Peggys Point Lighthouse (also known as Peggy's Cove Lighthouse) is in Peggys Cove and is an iconic Canadian image. It is one of the busiest tourist attractions in Nova Scotia and is a prime attraction on the Lighthouse Trail scenic drive. The lighthouse marks the eastern entrance of St. Margarets Bay and is officially known as the Peggys Point Lighthouse.
Peggys Cove is a classic red-and-white lighthouse still operated by the Canadian Coast Guard. The light station is situated on an extensive granite outcrop at Peggys Point, immediately south of the village and its cove. This lighthouse is one of the most-photographed structures in Atlantic Canada and one of the most recognizable lighthouses in the world.
Visitors may explore the granite outcrop on Peggys Point around the lighthouse; despite numerous signs warning of unpredictable surf (including one on a bronze plaque on the lighthouse itself), several visitors each year are swept off the rocks by waves, sometimes drowning.

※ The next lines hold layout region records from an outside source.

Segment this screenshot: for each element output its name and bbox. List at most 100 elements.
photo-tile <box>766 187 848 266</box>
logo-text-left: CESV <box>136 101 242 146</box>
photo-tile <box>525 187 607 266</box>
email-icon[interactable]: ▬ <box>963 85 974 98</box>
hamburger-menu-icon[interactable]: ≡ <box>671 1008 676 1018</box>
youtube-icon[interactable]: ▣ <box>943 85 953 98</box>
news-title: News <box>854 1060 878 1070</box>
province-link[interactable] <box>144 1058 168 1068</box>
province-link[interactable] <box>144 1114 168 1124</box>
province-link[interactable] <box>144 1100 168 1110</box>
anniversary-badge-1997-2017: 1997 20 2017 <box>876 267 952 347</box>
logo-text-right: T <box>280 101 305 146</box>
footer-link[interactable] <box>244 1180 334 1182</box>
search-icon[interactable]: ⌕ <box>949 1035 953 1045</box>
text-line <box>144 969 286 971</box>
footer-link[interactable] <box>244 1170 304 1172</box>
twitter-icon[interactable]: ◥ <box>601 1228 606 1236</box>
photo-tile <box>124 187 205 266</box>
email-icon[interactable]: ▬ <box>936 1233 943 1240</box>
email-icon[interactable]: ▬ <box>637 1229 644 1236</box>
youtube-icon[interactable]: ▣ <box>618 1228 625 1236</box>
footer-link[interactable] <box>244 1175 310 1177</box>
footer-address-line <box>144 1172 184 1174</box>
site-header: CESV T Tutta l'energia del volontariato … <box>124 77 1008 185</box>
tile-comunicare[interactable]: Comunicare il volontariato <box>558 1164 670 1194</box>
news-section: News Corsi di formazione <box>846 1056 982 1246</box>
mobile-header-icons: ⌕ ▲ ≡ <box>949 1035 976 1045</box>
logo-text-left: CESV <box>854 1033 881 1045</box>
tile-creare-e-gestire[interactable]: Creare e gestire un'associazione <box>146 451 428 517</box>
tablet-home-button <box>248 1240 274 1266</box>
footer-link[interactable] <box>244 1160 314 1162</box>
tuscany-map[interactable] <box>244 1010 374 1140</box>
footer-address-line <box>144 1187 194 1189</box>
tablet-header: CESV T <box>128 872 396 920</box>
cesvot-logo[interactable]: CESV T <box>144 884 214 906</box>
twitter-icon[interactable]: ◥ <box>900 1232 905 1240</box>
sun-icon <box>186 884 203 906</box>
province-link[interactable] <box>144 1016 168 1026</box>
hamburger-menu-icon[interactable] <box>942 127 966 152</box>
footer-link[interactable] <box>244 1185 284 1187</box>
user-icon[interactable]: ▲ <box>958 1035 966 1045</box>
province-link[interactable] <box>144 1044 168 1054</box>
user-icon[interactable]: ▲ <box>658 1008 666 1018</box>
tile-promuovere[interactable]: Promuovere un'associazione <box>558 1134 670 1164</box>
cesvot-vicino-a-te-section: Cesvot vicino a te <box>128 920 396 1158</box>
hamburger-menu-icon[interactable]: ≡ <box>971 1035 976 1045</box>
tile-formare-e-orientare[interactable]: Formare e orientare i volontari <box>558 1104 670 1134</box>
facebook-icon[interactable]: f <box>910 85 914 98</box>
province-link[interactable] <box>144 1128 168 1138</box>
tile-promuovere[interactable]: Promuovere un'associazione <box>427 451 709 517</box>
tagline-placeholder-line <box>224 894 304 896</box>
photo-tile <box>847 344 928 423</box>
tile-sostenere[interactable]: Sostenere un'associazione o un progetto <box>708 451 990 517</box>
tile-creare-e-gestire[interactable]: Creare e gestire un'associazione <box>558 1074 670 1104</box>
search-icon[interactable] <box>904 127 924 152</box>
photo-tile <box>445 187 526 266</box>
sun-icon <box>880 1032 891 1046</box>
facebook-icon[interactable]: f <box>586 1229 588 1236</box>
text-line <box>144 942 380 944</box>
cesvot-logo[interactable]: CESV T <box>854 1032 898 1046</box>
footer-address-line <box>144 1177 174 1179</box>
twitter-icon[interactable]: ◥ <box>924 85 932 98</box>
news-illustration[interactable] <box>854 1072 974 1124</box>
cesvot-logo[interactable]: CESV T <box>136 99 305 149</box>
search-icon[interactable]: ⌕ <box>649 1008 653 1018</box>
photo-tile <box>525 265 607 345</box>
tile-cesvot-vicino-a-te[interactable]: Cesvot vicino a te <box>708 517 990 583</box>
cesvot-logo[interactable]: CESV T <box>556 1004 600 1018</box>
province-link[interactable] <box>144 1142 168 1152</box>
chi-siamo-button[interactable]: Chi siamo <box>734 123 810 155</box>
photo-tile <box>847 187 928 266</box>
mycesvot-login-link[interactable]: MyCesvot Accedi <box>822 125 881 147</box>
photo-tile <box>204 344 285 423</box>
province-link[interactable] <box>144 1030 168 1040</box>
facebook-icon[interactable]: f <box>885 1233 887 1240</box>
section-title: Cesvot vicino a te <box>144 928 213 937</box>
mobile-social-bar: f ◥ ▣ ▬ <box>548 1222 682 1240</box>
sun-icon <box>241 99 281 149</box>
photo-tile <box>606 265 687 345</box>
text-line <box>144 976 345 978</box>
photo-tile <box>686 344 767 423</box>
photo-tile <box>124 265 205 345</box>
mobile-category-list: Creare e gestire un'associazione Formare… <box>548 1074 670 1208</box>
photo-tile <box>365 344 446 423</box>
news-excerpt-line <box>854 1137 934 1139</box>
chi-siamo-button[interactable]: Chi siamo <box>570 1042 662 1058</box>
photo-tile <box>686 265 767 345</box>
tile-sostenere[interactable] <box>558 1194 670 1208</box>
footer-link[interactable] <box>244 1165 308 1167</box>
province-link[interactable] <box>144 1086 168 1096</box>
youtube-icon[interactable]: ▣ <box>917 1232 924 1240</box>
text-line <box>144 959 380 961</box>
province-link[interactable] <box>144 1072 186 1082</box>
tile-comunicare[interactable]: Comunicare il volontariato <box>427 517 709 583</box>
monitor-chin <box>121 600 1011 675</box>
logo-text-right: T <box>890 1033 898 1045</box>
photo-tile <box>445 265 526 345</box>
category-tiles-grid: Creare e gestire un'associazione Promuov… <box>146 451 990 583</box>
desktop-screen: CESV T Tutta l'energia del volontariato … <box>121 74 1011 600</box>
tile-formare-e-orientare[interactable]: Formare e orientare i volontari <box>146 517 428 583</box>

The first lighthouse at Peggys Cove was built in 1868 and was a wooden house with a beacon on the roof. At sundown the keeper lit a kerosene oil lamp magnified by a catoptric reflector (a silver-plated mirror) creating the red beacon light marking the eastern entrance to St. Margarets Bay.
The lighthouse has until May 29, 2012 to be nominated under the Heritage Lighthouse Protection Act by a group willing to look after it, or the lighthouse will face disposal. The province of Nova Scotia has discussed taking ownership but has not made a decision.